Pursuant to CPLR 3211(c),*fn5 a party can have its motion treated as one for summary judgment (even prior to joinder) either by charting a summary judgment course or by requesting such treatment. Thus, had the defendants truly desired an expedited determination, they could have first moved to dismiss pursuant to CPLR 3211(a) and then requested that the court convert that motion to one for summary judgment under CPLR 3211(c) prior to serving an answer, since all of the papers they chose to rely on were available prior to the commencement of this action (see Mihlovan v Grozavu, 72 NY2d 506, 508; Yule v New York Chiropractic Coll., 43 AD3d 540, 541; Bowes v Healy, 40 AD3d 566; Love v Morrow & Co., 193 AD2d 586). Alternatively, the defendants could have answered and then moved for summary judgment pursuant to CPLR 3212 without waiting for any discovery.

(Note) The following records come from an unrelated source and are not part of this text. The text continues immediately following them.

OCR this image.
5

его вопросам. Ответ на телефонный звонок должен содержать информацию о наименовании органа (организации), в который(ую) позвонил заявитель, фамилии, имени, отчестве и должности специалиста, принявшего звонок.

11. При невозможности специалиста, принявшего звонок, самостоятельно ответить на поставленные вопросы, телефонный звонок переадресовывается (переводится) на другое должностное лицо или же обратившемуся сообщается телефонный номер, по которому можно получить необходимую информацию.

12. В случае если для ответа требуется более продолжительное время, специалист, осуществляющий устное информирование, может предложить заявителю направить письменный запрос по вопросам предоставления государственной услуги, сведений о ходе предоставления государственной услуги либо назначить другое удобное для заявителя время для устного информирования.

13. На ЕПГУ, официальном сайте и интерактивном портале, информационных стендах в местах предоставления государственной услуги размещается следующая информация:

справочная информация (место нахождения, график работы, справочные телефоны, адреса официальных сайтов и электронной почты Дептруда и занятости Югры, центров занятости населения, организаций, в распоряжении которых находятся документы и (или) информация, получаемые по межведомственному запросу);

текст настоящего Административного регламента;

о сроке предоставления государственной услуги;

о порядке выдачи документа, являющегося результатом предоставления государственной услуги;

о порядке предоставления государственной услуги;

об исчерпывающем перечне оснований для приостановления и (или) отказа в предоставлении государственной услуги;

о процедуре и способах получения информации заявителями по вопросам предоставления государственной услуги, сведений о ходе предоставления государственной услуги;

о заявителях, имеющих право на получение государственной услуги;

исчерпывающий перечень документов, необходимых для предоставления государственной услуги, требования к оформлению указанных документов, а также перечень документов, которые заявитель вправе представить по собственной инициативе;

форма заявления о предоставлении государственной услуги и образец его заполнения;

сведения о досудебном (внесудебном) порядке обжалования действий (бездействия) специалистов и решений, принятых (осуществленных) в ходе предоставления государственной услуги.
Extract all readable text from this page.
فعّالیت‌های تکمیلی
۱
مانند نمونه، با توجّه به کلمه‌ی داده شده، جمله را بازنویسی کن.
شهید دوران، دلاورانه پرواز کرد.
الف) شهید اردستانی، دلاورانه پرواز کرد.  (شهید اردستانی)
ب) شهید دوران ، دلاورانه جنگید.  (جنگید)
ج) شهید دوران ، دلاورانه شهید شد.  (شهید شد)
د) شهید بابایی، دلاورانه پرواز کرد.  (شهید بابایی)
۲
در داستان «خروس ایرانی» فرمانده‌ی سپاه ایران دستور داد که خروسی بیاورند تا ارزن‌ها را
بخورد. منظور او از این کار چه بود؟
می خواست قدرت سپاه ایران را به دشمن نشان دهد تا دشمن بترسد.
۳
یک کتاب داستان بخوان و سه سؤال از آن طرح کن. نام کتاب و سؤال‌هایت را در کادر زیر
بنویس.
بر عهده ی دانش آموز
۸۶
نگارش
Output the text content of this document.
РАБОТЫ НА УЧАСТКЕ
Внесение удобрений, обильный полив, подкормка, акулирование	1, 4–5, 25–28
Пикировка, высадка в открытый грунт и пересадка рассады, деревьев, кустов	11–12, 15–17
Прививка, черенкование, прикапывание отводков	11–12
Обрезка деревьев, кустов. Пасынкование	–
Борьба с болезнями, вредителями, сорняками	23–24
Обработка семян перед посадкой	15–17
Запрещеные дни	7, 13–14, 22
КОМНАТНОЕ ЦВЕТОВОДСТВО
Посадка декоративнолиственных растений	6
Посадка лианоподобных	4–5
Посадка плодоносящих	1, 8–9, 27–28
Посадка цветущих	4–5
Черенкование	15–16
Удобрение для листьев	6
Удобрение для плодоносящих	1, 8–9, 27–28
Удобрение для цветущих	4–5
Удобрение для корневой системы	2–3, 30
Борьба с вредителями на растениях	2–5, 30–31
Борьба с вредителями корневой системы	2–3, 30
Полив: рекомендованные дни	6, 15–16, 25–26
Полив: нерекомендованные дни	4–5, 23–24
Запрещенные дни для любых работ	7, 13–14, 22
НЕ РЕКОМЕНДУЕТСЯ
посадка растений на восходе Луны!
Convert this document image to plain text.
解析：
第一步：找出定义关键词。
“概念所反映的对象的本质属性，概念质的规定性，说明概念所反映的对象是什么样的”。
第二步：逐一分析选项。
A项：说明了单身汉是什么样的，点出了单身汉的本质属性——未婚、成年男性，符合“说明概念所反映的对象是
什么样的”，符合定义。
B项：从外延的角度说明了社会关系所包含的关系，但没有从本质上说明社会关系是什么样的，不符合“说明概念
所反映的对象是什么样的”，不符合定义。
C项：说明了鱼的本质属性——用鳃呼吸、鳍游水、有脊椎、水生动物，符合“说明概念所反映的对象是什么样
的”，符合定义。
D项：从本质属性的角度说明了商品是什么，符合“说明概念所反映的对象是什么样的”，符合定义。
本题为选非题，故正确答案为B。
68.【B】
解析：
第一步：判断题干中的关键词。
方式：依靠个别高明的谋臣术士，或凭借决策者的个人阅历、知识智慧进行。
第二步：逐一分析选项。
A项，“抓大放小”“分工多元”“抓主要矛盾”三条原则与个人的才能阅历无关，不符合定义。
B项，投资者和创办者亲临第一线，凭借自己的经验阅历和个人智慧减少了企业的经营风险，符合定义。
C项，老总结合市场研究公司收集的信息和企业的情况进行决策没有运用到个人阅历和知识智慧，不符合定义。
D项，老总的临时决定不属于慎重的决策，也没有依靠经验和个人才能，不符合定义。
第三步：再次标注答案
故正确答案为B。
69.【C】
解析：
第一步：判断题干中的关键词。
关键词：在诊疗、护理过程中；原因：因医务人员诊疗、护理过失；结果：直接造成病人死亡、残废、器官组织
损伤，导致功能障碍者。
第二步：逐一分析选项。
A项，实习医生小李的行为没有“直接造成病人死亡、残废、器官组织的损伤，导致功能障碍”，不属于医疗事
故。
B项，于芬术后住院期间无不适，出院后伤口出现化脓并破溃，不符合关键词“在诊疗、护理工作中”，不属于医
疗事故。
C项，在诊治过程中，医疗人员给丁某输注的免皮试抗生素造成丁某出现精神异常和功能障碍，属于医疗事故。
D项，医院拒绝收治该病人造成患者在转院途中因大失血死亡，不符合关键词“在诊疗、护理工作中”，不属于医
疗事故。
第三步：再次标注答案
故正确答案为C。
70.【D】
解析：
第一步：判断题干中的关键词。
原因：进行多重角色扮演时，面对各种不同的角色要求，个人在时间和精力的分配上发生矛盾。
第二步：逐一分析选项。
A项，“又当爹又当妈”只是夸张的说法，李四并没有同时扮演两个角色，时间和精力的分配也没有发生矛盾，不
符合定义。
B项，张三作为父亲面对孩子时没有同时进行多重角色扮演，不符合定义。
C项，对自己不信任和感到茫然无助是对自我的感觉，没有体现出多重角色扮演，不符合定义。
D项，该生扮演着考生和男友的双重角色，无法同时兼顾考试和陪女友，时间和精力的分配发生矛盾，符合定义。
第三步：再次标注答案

Instead, they chose this narrowly circumscribed and focused motion pursuant to CPLR 3211(a)(1), and thereby charted their own course. As such, they should not be heard to complain about the consequences thereof (see Nishman v De Marco, 62 NY2d 926, 929; Nissequogue Boat Club v State of New York, 14 AD3d 542, 544-545; Manning v Brookhaven Mem. Hosp. Med. Ctr., 11 AD3d 518, 522). Accordingly, the order is affirmed insofar as appealed from.
FISHER, J.P., COVELLO and DICKERSON, JJ., concur.
ORDERED that the order is affirmed insofar as appealed from, with costs.